The Battalion contributed greatly to the first ever free elections held in Iraq in January 2005. Following its return from Iraq, C/1-21st Field Artillery and 68th Chemical Company were inactivated in July 2005. On 19 August 2005, the 1st Battalion, 21st Field Artillery folded its flag and inactivated as part of the inactivation of the Division Artillery (DIVARTY), 1st Cavalry Division. It was redesignated on 1 October 2005 as the 1st Battalion, 21st Field Artillery Regiment and relieved on 15 October 2005 from assignment to the 1st Cavalry Division.

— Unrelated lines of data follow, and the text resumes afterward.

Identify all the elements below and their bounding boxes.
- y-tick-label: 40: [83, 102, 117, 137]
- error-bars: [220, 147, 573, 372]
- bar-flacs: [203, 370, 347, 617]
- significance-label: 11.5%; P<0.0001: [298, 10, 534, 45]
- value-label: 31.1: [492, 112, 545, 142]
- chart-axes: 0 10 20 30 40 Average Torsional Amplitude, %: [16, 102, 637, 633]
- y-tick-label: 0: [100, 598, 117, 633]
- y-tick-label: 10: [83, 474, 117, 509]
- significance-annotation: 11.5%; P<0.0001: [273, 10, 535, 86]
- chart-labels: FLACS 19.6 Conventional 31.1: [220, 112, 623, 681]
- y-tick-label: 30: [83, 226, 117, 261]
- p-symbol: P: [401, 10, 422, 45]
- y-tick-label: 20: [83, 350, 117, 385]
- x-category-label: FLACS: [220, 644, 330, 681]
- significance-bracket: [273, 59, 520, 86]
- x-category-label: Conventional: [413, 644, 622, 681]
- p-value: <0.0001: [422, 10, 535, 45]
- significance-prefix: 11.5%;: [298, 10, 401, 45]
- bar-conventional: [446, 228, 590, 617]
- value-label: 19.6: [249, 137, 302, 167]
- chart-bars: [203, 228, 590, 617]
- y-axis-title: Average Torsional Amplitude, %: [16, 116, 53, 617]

The Battalion was reassigned as part of the newly formed Fires Brigade, 4th Infantry Division. The 1st Battalion 21st Field Artillery made its transition as part of the Army's new modular transformation concept. Falling under the newly formed Fires Brigade model, in 2006 the Battalion fielded and manned the 575th Forward Support Company and C Battery (MLRS), 1-21st Field Artillery. As of January 2006, 1st Battalion, 21 Field Artillery Regiment, part of the Fires Brigade, 4th Infantry Division was operating out of Camp Liberty, Iraq, in support of Operation Iraqi Freedom.
On April 2008, 1st Battalion, 21st Field Artillery, deployed in support of Operation Iraqi Freedom 08-10. During the deployment, the Battalion conducted an In-Lieu of Mission, responsible for conducting Detainee Operations, and Security Operations at Camp Bucca, Iraq. C Battery, 1-21 FA received a change of mission in July 2008, and conducted convoy security operations in support of International Police Advisors and Provincial Reconstruction Teams in Basra and Al Kut, Iraq. The 1st Battalion, 21st Field Artillery redeployed to Fort Hood, Texas in July 2009.